DNP, as it is known, was employed in the early 1900s to ignite explosives. But German researchers found that it led to drastic weight loss when swallowed because it caused the body to burn calories as heat instead of storing them as fat. By turning the internal thermostat way up, DNP, which is similar in structure to TNT, can increase one’s metabolism by as much as 50 percent. It is literally like playing with fire and users can incinerate their insides if they take too much. (155)

But when Assael moves away from reporting Duchaine’s life we realize that the author’s information has been reported elsewhere. Assael’s BALCO reporting, which makes up a large portion of the backend of the book, borrows heavily from several books, most notably Game of Shadows by Mark Fainaru-Wada and Lance Williams.

steroids.jpgAssael should have devoted more time to original reporting and answering the question of why he sees steroids as America’s True Drug Addiction. In the presence of only anecdotes about users and the absence of a definitive answer to this question, Steroid Nation atrophies into a 300-page summary of doping scandals in sports dating to the 1980s.

A point Assael makes clear is that if an athlete appears more than human, then it’s likely he or she does not suffer from belonephobia. The answer of why is obvious: the desire for perfection in performance and physique suffers no boundaries; experimentation with drugs is okay if it helps an athlete achieve an impossible feat when it had been attempted minus the manipulation of chemicals.

That doesn’t lead to a “Steroid Nation,” but it does ramp up steroid use. Perhaps Assael is saying that by not madly protesting the latest athlete exposed as a cheater that we become complicit in the Circle of ‘Roids. We ask for the most from our athletes, and if it means they have to cheat, we don’t care as long as we’re entertained. But when the Mitchell Report was released last December, people did care to know who was juicing. Sure, there was no widespread outrage, but I didn’t read about rallies in support of drug use either.

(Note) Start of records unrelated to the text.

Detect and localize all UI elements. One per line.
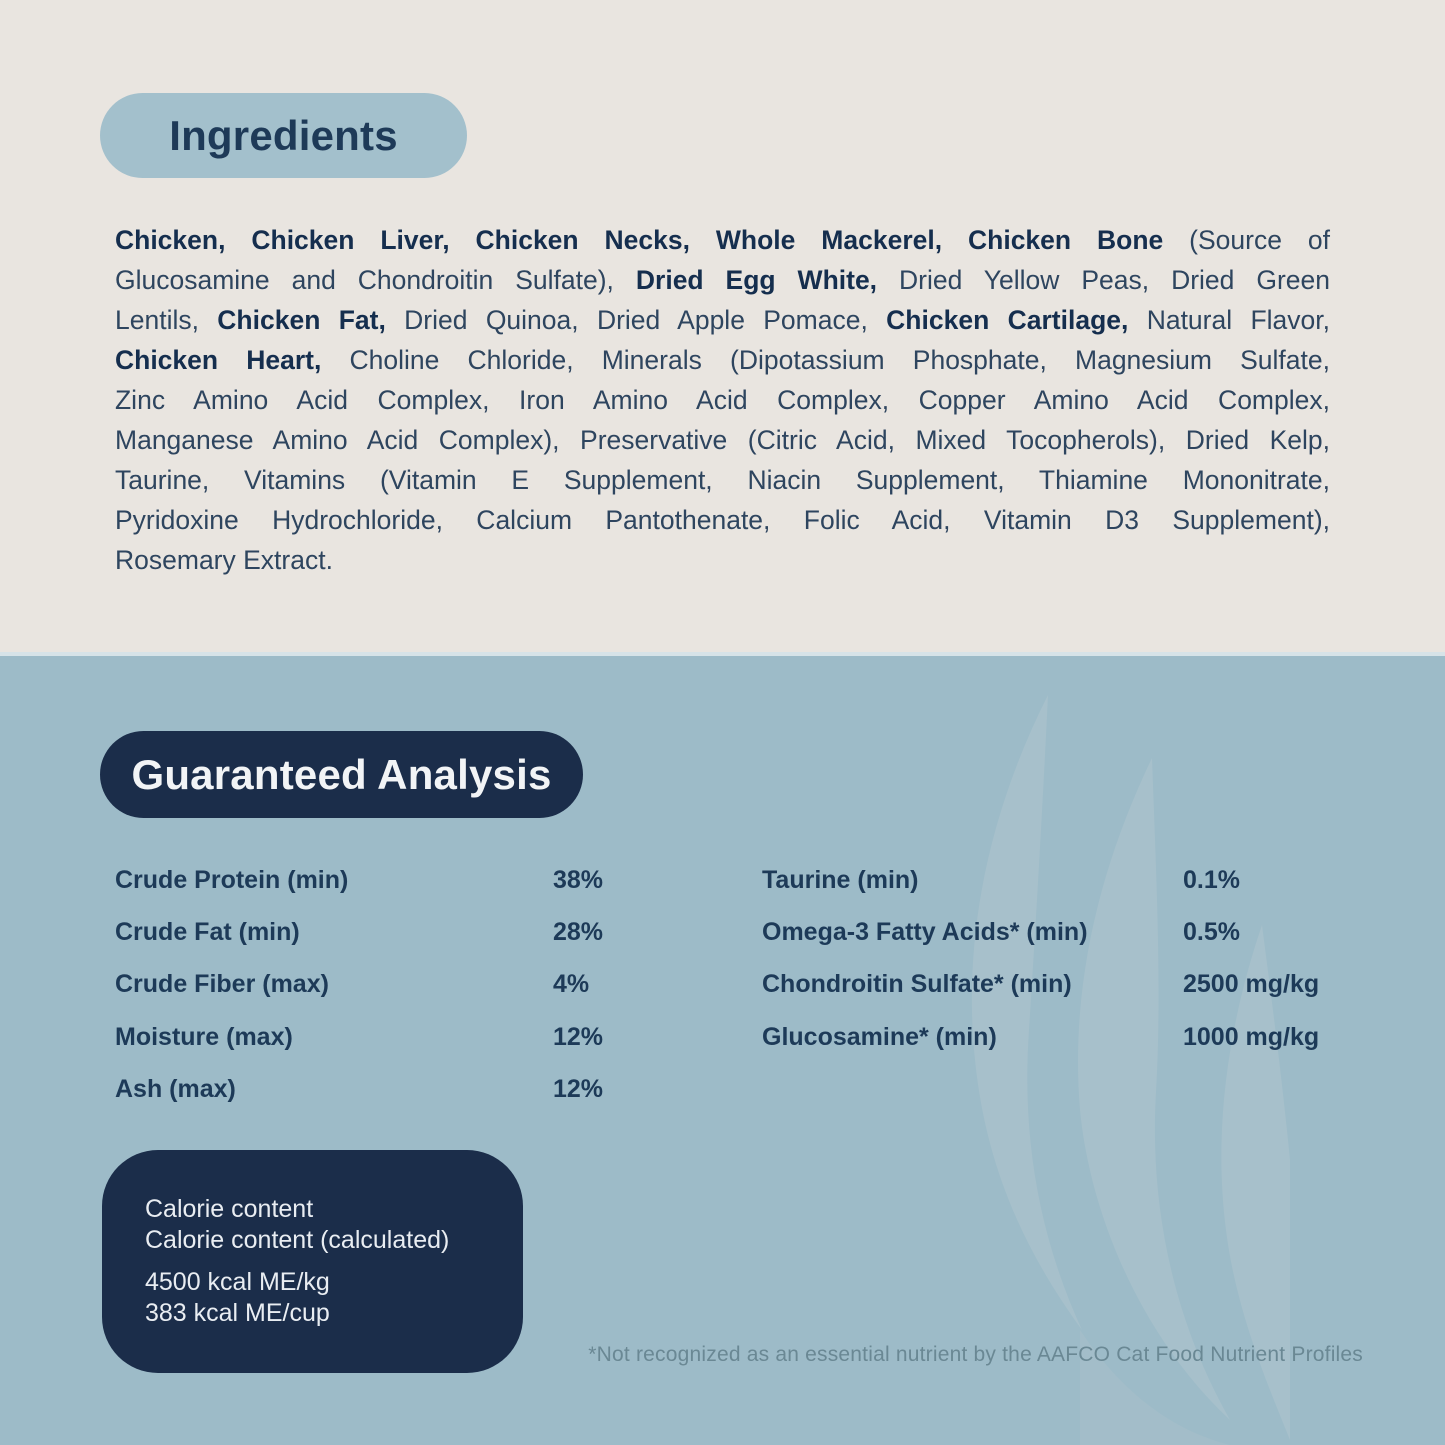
ingredients-segment: (Source of: [1163, 225, 1330, 255]
ingredients-segment: Zinc Amino Acid Complex, Iron Amino Acid…: [115, 385, 1330, 415]
analysis-label: Crude Protein (min): [115, 865, 349, 894]
analysis-label: Chondroitin Sulfate* (min): [762, 970, 1072, 999]
calorie-value: 383 kcal ME/cup: [145, 1299, 330, 1327]
analysis-value: 0.1%: [1183, 865, 1240, 894]
analysis-value: 0.5%: [1183, 918, 1240, 947]
calorie-line: Calorie content (calculated): [145, 1226, 450, 1254]
ingredients-segment: Dried Quinoa, Dried Apple Pomace,: [385, 305, 887, 335]
analysis-value: 2500 mg/kg: [1183, 970, 1320, 999]
ingredients-heading-pill: Ingredients: [100, 93, 467, 178]
analysis-label: Omega-3 Fatty Acids* (min): [762, 918, 1088, 947]
guaranteed-analysis-heading: Guaranteed Analysis: [131, 750, 552, 798]
calorie-gap: [145, 1256, 503, 1267]
ingredients-line: Manganese Amino Acid Complex), Preservat…: [115, 420, 1330, 460]
analysis-label: Crude Fat (min): [115, 918, 300, 947]
analysis-row: Glucosamine* (min) 1000 mg/kg: [762, 1011, 1319, 1063]
ingredients-segment: Chicken, Chicken Liver, Chicken Necks, W…: [115, 225, 1164, 255]
ingredients-segment: Chicken Fat,: [217, 305, 386, 335]
ingredients-line: Chicken, Chicken Liver, Chicken Necks, W…: [115, 220, 1330, 260]
ingredients-segment: Glucosamine and Chondroitin Sulfate),: [115, 265, 636, 295]
analysis-row: Crude Fat (min) 28%: [115, 906, 603, 958]
ingredients-segment: Manganese Amino Acid Complex), Preservat…: [115, 425, 1330, 455]
flame-watermark-icon: [971, 695, 1290, 1445]
analysis-value: 28%: [553, 918, 604, 947]
footnote: *Not recognized as an essential nutrient…: [588, 1343, 1363, 1366]
ingredients-segment: Chicken Cartilage,: [886, 305, 1129, 335]
ingredients-line: Chicken Heart, Choline Chloride, Mineral…: [115, 340, 1330, 380]
guaranteed-analysis-section: Guaranteed Analysis Crude Protein (min) …: [0, 656, 1445, 1445]
ingredients-segment: Pyridoxine Hydrochloride, Calcium Pantot…: [115, 505, 1330, 535]
ingredients-segment: Choline Chloride, Minerals (Dipotassium …: [321, 345, 1331, 375]
section-divider: [0, 652, 1445, 656]
analysis-row: Moisture (max) 12%: [115, 1011, 603, 1063]
analysis-row: Chondroitin Sulfate* (min) 2500 mg/kg: [762, 959, 1319, 1011]
ingredients-segment: Lentils,: [115, 305, 218, 335]
flame-watermark-graphic: [930, 690, 1290, 1445]
analysis-value: 1000 mg/kg: [1183, 1022, 1320, 1051]
ingredients-segment: Chicken Heart,: [115, 345, 322, 375]
ingredients-segment: Dried Yellow Peas, Dried Green: [877, 265, 1330, 295]
analysis-label: Crude Fiber (max): [115, 970, 329, 999]
analysis-label: Ash (max): [115, 1075, 236, 1104]
analysis-table-right: Taurine (min) 0.1% Omega-3 Fatty Acids* …: [762, 854, 1319, 1064]
calorie-content-box: Calorie content Calorie content (calcula…: [102, 1150, 523, 1373]
analysis-value: 12%: [553, 1022, 604, 1051]
ingredients-segment: Natural Flavor,: [1128, 305, 1330, 335]
ingredients-heading: Ingredients: [169, 111, 398, 159]
ingredients-segment: Taurine, Vitamins (Vitamin E Supplement,…: [115, 465, 1330, 495]
ingredients-segment: Dried Egg White,: [635, 265, 878, 295]
analysis-row: Omega-3 Fatty Acids* (min) 0.5%: [762, 906, 1319, 958]
calorie-line: Calorie content: [145, 1195, 314, 1223]
ingredients-line: Rosemary Extract.: [115, 540, 1330, 580]
analysis-value: 38%: [553, 865, 604, 894]
analysis-value: 4%: [553, 970, 590, 999]
analysis-label: Moisture (max): [115, 1022, 293, 1051]
analysis-label: Taurine (min): [762, 865, 919, 894]
analysis-table-left: Crude Protein (min) 38% Crude Fat (min) …: [115, 854, 603, 1116]
analysis-row: Taurine (min) 0.1%: [762, 854, 1319, 906]
ingredients-line: Zinc Amino Acid Complex, Iron Amino Acid…: [115, 380, 1330, 420]
analysis-label: Glucosamine* (min): [762, 1022, 997, 1051]
analysis-row: Crude Protein (min) 38%: [115, 854, 603, 906]
ingredients-paragraph: Chicken, Chicken Liver, Chicken Necks, W…: [115, 220, 1330, 580]
guaranteed-analysis-heading-pill: Guaranteed Analysis: [100, 731, 583, 818]
ingredients-segment: Rosemary Extract.: [115, 545, 333, 575]
calorie-value: 4500 kcal ME/kg: [145, 1268, 330, 1296]
ingredients-section: Ingredients Chicken, Chicken Liver, Chic…: [0, 0, 1445, 652]
analysis-row: Crude Fiber (max) 4%: [115, 959, 603, 1011]
ingredients-line: Lentils, Chicken Fat, Dried Quinoa, Drie…: [115, 300, 1330, 340]
ingredients-line: Glucosamine and Chondroitin Sulfate), Dr…: [115, 260, 1330, 300]
analysis-row: Ash (max) 12%: [115, 1064, 603, 1116]
ingredients-line: Pyridoxine Hydrochloride, Calcium Pantot…: [115, 500, 1330, 540]
analysis-value: 12%: [553, 1075, 604, 1104]
ingredients-line: Taurine, Vitamins (Vitamin E Supplement,…: [115, 460, 1330, 500]
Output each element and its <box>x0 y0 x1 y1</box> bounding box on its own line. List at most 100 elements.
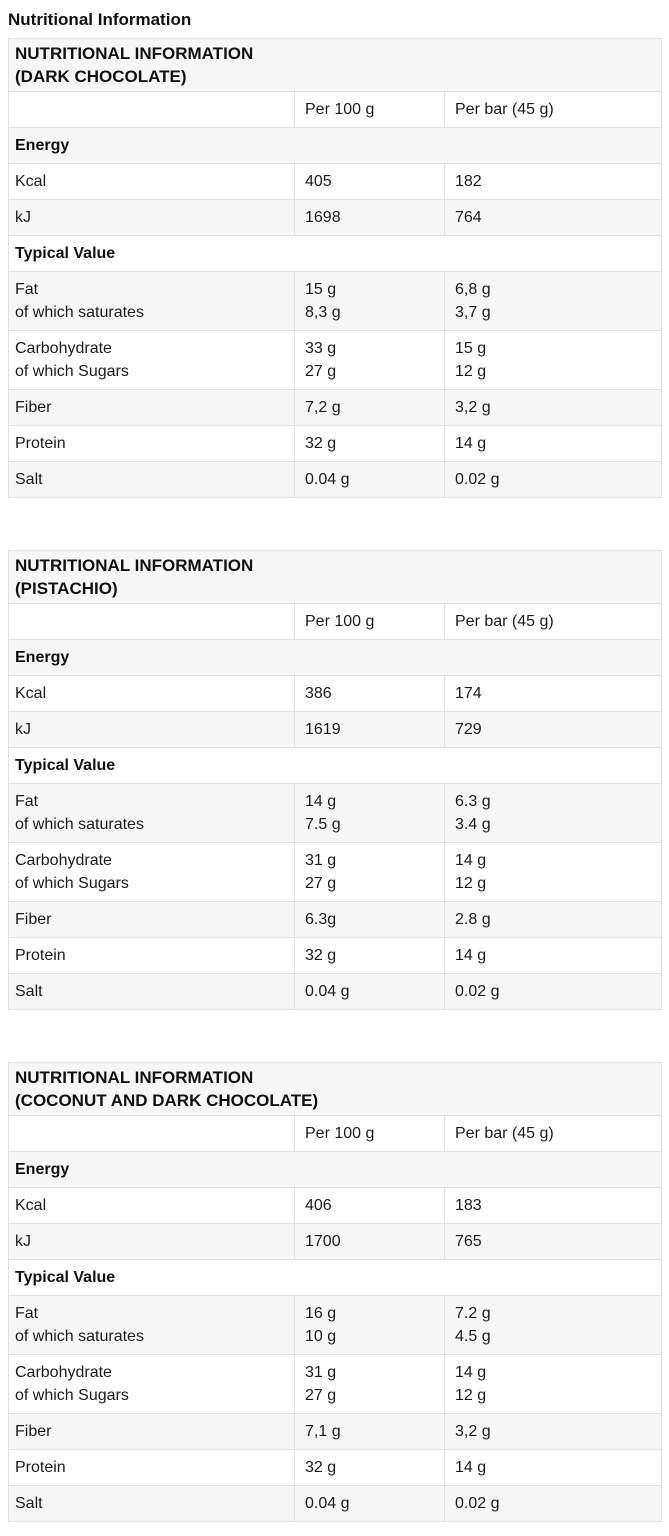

When I watch American Gladiators, I know what’s on the screen is hardly natural. The men wear mikinis, which no self-respecting guy would wear unless he was manipulated, chemically or financially. Are the Gladiators juiced up freaks? Freaks, yes. Juiced up? You know what NBC says. Do I care? Not really. Does this mean I am willfully blind and part of a “Steroid Nation?” Shaun Assael would say, well, he never really does say one way or another. My answer is no.